Sunday, September 27, 2015

Racially Separated at the Head

Anthony Eliopoulos

No matter what we as a society tell ourselves, there is a prominent racial division that faces our nation. This is clear by not only recent police shootings, who makes the most money, who lives on welfare, but also the diversity inside of workplaces. I see it everywhere. It's plastered on social media. It's glamorized on Twitter by accounts such as, "Black People Vines" or "Things White Folks Like." By "it" I don't mean racism. I mean a sense of separation. A false knowingness that since people are of a different race, they're automatically different. A 62-year-old African-American woman could have more in common with a teenage white kid than with someone of her own age and race. So how does this false sense of separation affect us?

In her article, Why Newsroom Diversity Works, Alicia Stewart states that, "only 25 percent of African-Americans and 33 percent of Hispanics said the news media accurately portrayed their communities." While I agree this is a problem, I do not feel that Stewart hits the nail on the head. Yes, we need diversity in newsrooms, like every other workplace, so we can accurately portray what is happening in the world. But who are we portraying it to? She uses the word "their" as if it's actually their community, but instead it is OUR community.

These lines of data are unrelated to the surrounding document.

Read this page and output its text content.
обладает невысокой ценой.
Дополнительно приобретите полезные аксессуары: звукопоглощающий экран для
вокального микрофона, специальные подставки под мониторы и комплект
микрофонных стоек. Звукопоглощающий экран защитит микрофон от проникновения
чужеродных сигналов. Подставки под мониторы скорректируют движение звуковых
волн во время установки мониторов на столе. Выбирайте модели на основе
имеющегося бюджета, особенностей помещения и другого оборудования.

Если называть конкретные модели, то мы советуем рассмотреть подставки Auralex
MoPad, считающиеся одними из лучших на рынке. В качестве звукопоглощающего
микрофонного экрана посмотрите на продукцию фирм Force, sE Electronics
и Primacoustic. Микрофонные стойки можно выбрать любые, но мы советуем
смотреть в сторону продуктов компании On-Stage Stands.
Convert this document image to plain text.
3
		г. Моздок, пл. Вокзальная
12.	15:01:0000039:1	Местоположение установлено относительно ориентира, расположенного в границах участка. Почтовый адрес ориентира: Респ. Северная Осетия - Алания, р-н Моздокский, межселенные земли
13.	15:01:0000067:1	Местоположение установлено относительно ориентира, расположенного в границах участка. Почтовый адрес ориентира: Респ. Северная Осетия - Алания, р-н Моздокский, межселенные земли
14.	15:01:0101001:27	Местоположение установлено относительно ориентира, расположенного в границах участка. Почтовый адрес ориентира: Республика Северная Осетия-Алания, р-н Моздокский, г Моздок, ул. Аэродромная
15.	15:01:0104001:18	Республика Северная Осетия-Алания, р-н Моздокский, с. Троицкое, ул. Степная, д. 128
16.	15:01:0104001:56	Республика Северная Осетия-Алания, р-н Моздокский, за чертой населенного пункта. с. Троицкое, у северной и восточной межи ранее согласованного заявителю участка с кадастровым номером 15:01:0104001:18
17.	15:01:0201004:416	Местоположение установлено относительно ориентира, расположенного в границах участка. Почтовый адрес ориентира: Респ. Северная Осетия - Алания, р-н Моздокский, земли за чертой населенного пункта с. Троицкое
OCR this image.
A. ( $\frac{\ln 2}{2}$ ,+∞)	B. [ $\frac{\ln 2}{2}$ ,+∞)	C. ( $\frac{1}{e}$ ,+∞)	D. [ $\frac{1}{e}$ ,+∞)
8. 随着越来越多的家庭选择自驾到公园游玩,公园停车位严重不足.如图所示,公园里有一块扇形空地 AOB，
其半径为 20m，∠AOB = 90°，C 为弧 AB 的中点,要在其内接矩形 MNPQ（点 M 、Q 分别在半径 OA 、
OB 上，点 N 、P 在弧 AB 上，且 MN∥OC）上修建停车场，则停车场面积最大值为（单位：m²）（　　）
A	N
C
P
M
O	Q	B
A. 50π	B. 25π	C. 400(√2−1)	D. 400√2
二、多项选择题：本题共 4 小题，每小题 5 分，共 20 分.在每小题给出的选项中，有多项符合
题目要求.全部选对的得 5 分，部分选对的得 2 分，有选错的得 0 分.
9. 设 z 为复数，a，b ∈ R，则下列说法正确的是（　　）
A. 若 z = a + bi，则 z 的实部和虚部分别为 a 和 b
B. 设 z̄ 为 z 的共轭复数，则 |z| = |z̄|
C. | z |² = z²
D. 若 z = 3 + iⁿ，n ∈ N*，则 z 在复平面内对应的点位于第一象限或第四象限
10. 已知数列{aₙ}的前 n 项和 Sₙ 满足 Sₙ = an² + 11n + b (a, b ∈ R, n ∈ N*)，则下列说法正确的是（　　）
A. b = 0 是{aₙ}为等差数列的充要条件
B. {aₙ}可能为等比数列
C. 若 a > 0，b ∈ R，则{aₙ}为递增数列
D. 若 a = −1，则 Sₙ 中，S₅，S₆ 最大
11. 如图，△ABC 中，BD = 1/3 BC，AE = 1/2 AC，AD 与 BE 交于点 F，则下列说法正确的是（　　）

An African-American reporter should not be hired merely to appease her own race, but to shed light to all races.

When I hear phrases like the "African-American community," I feel separated. Separated because I want to be a part of those communities. I want to be a part of the Asian community and the Hispanic community. I want to be able to turn on the television and listen to a Muslim reporter talk about the problems that her wold is facing so I know what needs to be done to fix the problem. So far, I have not seen that. Rather, I see the same people I always do, talking about the same thing they always do.

When a late night anchor or talk show host steps down, major news outlets fill major late night positions with standard and safe replacements. That is until The Daily Show replaced host Jon Stewart with a South African comedian, Trevor Noah.

Photo courtesy of

While Comedy Central isn't a big time network and probably not the most reliable destination for news, it has the ability to be the catalyst for change America needs. Larry Wilmore, who replaced Stephen Colbert's slot, has turned talking about the issues into systematic issues that need to be resolved. Comedy Central could had gone with another white male like John Oliver or Jason Jones. Or even broken the gender late night ceiling with Amy Poehler. But none of them would be able to do what Trevor Noah has the potential do, and that's to help change the preconceived mindset that America developed over races. With an unfiltered and unamerican voice (literally), Noah can bring to light the problems that face the racially separated America we live in today. Only when the mindset is changed is when we'll be able to become a truly diversified nation.